Ces parenthèses apportent de la drôlerie, de la légèreté, l’humour enrobant le tragique.

Dans ce roman, Alain Dantinne focalise notre attention d’abord sur le couple, puis sur le duo tante/neveu, brossant deux portraits antinomiques, très vivants.

L’auteur excelle à affubler la tante de multiples noms: la douairière, la bourgeoise, l’hôtesse, la rombière, la bigote, selon les circonstances. Avec l’âge et la maladie, elle devient: La vieille sédentaire, la casanière, la vioque. Avec l’addiction à l’alcool, elle devient une « dipsomane ».

De même pour le neveu qui est tour à tour: chenapan, mécréant, baroudeur, une chiffe, un pantin. Malgré tous ces qualificatifs réducteurs, Arthur a engrangé une vaste connaissance littéraire. Féru de peinture, de Verlaine, Rimbaud, il nourrit un projet culturel exaltant , celui de métamorphoser l’hostellerie en «  Centre Paul Verlaine » et ainsi redynamiser les environs. Parviendra-t-il à le concrétiser ?

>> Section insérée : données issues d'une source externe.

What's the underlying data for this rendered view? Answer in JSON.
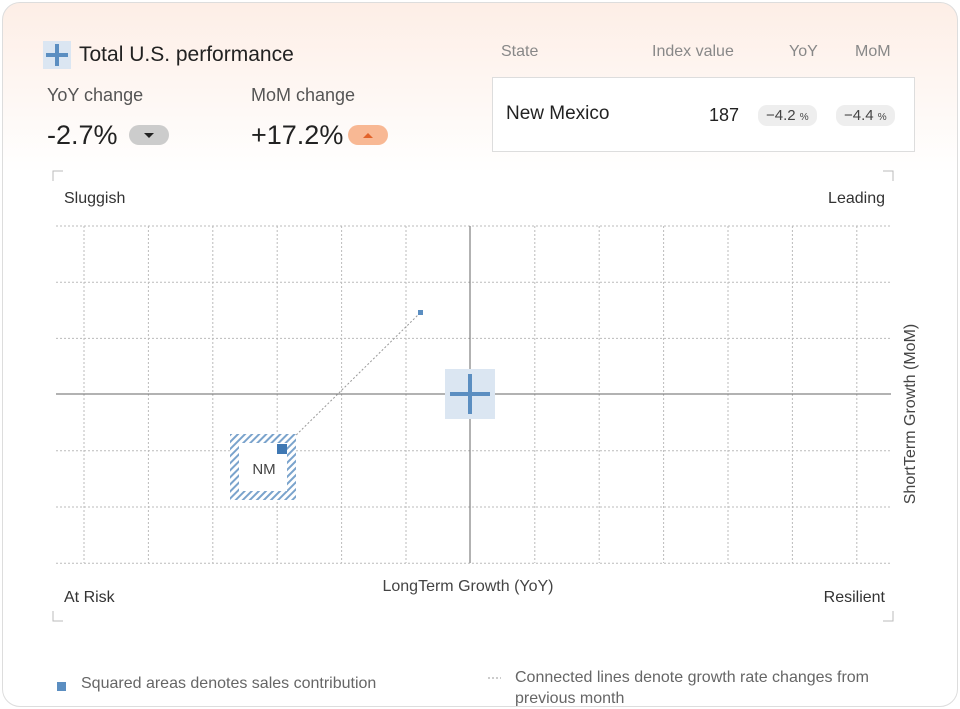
{
  "header": {
    "title": "Total U.S. performance"
  },
  "metrics": [
    {
      "label": "YoY change",
      "value": "-2.7%"
    },
    {
      "label": "MoM change",
      "value": "+17.2%"
    }
  ],
  "table": {
    "headers": [
      "State",
      "Index value",
      "YoY",
      "MoM"
    ],
    "rows": [
      [
        "New Mexico",
        187,
        "−4.2",
        "−4.4"
      ]
    ],
    "unit": "%"
  },
  "quadrants": {
    "top_left": "Sluggish",
    "top_right": "Leading",
    "bottom_left": "At Risk",
    "bottom_right": "Resilient"
  },
  "axes": {
    "x_label": "LongTerm Growth (YoY)",
    "y_label": "ShortTerm Growth (MoM)"
  },
  "points": [
    {
      "label": "NM"
    }
  ],
  "legend": [
    "Squared areas denotes sales contribution",
    "Connected lines denote growth rate changes from previous month"
  ]
}
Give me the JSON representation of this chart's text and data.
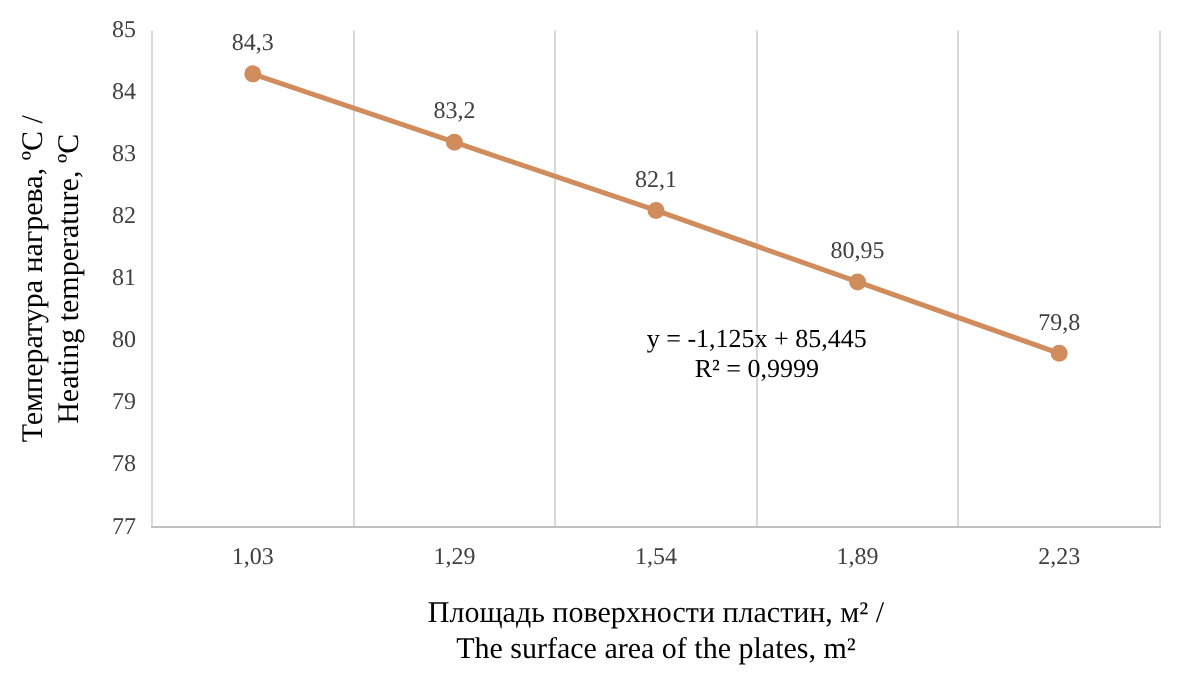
{
  "chart_data": {
    "type": "line",
    "categories": [
      "1,03",
      "1,29",
      "1,54",
      "1,89",
      "2,23"
    ],
    "series": [
      {
        "color": "#d08c5c",
        "values": [
          84.3,
          83.2,
          82.1,
          80.95,
          79.8
        ],
        "value_labels": [
          "84,3",
          "83,2",
          "82,1",
          "80,95",
          "79,8"
        ]
      }
    ],
    "ylim": [
      77,
      85
    ],
    "yticks": [
      77,
      78,
      79,
      80,
      81,
      82,
      83,
      84,
      85
    ],
    "xlabel": "Площадь поверхности пластин, м² /\nThe surface area of the plates, m²",
    "ylabel": "Температура нагрева, ºC /\nHeating temperature, ºC",
    "annotations": [
      "y = -1,125x + 85,445",
      "R² = 0,9999"
    ],
    "grid": "x",
    "legend": false,
    "marker": "circle",
    "line_style": "solid"
  }
}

Pour pimenter la fin du roman, Alain Dantinne introduit un rebondissement déboussolant. Arthur tombe de Charybde en Scylla, tout comme le lecteur. Il encaisse le pot aux roses, cette trahison, tel « un uppercut ». Quand il réalise combien il a été floué, manipulé, il ne peut réprimer sa révolte, sa rage, son indignation, à l’encontre de cette complice: « Salope », « la sournoise ».

On tremble pour le héros, si dépité, quand il prend le volant avec l’idée de dire « Merde à la vie ».

Le lecteur, tout aussi abasourdi devant un tel dénouement, entre en empathie avec celui qui a fait montre de tant d’abnégation et de dévouement. N’a-t-il pas été perdu, « troué » par son excès de bonté, de gentillesse, de tendresse, de sentimentalisme?

Comment allait-il rebondir, remonter la pente? Grâce à son métier? Grâce à l’alcool, remède pour «  les âmes tristes »? Par ses voyages au bout du monde? Toujours est-il que se sentir libéré, « délivré », n’était-ce pas un immense soulagement, après « vingt ans de non-dits »?

Alain Dantinne signe un roman poignant, traversé par la littérature et la peinture et l’humour, mettant en scène un duo, dopé par «  la méthode champenoise ». Un huis clos familial dont l’épilogue si imprévisible, fait découvrir la perfidie des hommes.

Lecture d’autant plus bouleversante que cet ouvrage est dédié au regretté Alain Bertrand, à qui le no 65 de Traversées avait été consacré.